Predigt der Vögel (zu Matthäus 6,26)

Von Martin Luther

Sehet die Vögel unterm Himmel an, die haben viel weniger Vorrat als ihr, will Christus sagen. Ein Vöglein, das ein Nest voll Junge hat, hat nichts an Vorrat. Christus befiehlt: sehet die Vögel an! — Dieses Wort sollen wir gewisslich ergreifen. Wenn wir die Vögel sehen, so sollen wir billig an dieses Wort denken. Er meint nicht die Vögel im Käfig: Gott nährt sie besser im Freien als wir’s in Käfigen können. Sieh doch, wie fein fett und gesund sie sind und wie schöne Kleider, Hosen und Wams sie haben. Und sie sind viel schöner als sie irgendein Bader machen könnte; denn ihr Schneider und Weber ist da.

Wenn ich so, wie das Evangelium lehrt, die Vögel ansehe, dann muss ich mich von ihnen anspeien und schamrot machen lassen und die Augen niederschlagen. Denn ein Vogel kann zu mir sagen: Von mir hat Christus gepredigt Matthäus 6 und mich hat er zu deinem Doktor gemacht; siehe, wie fett und gesund ich bin; fragst du mich aber, wo meine Speise ist, siehe, der himmlische Vater ist mein Bauer, Knecht, Drescher und Schneider.

So soll ein Vogel mir die Heilige Schrift predigen, Christus heißt’s mich so ansehen. Denn der himmlische Vater nährt sie und sie haben drum ein besseres Regiment und sind besser versorgt als wir, die wir den Mammon zu unserm Bauer und Schneider nehmen. Was tut uns aber der Mammon dafür? Der Vogel soll dir’s sagen. Er spricht: siehe, was ich für einen Ackermann hab und wie fett ich bin; soll dein Koch, Kellner und Ackermann der Mammon sein? Dem musst du ja dienen und ihn einschließen, und wenn du ausgehst, musst du fürchten, dass er dir gestohlen wird; und wenn ein Dieb kommt, dann schweigt dein Gott und schreit nicht einmal. Wenn ein Vogel reden könnte, so würde er so predigen.

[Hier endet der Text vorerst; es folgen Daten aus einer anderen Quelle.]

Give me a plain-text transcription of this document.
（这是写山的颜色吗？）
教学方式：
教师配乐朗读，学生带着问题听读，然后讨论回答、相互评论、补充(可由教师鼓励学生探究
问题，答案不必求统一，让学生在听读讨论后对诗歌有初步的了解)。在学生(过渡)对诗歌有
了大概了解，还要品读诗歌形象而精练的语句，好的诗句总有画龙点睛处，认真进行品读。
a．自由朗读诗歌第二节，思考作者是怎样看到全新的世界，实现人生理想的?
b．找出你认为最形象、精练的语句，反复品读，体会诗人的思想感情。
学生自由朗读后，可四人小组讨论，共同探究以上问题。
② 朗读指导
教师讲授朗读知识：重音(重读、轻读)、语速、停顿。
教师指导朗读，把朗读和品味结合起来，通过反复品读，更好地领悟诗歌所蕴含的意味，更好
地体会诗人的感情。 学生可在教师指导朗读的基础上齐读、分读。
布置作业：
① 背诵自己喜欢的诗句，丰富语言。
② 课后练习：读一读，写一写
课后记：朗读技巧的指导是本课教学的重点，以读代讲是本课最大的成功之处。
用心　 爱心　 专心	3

Nun muss ich für die Vögel predigen, weil das Evangelium mich’s heißt. Ist das nicht große Blindheit, dass wir nicht so klug sind wie die Vögel? Beim Vogel heißt’s: Wohin ich fliege, da ist mein Keller und Boden; und wenn alle Kaufleute, Schmiede und Schreiner zusammenkämen, so könnten sie solchen Boden und Keller nicht machen; auch ihr habt ja große Keller, aber was sind sie gegen die unsern? Und wir singen, ehe wir essen; wir sorgen uns nicht, uns­re Küche und Keller sind so weit, dass wir sie heut nicht überfliegen können; was ist dein Keller dagegen?

Sieh, so schändlich ist’s, wenn du nicht wartest auf Gott; dann kann er dir auch nichts geben. Sollt uns dies Gottes Wort nicht schamrot machen? Ja, solche Exempel sollten’s tun: Es sollt einer sich gewisslich schämen, wenn ein Vogel singt. Desgleichen hat ein Vogel seine Kleider, Gott ist sein Schneider; und fallen sie ab, so hat er wieder andre. Ich glaub, die Vögel wissen’s, sonst flögen und sängen sie nicht so leichtfertig daher.

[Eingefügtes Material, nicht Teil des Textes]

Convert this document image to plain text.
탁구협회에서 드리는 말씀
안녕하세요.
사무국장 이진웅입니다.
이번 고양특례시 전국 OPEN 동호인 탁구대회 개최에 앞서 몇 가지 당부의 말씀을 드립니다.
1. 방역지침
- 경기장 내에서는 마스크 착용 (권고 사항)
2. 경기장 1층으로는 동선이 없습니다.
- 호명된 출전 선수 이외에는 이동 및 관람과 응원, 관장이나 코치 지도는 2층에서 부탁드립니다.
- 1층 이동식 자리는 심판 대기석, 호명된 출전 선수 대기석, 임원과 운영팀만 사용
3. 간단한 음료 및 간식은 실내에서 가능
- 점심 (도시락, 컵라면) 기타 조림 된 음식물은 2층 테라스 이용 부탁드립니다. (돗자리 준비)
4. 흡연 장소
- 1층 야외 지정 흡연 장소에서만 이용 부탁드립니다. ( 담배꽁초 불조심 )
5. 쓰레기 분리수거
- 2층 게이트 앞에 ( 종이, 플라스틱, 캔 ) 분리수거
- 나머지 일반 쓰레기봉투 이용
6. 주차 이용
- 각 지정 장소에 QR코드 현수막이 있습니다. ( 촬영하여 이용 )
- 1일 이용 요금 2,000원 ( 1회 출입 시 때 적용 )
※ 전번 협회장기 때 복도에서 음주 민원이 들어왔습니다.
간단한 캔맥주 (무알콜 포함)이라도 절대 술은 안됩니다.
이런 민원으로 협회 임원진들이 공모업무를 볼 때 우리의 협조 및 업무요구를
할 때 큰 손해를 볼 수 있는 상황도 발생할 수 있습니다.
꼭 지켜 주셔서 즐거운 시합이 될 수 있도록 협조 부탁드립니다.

Das ist alles uns zu Schmach und Schande gesagt und Christus könnt uns nicht härter zusetzen und uns nicht ärger schänden als damit, dass er die Vögel uns vorhält und noch dazu vermahnt. Wenn ein Vogel reden könnt, er würde uns alle auslachen und sprechen: Ei, ihr müsst eine Frankfurter Messe haben, damit ihr Kleider bekommt; den Vater, den wir haben, wollt ihr ja nicht; drum müsst ihr den Gulden haben und ihm dienen.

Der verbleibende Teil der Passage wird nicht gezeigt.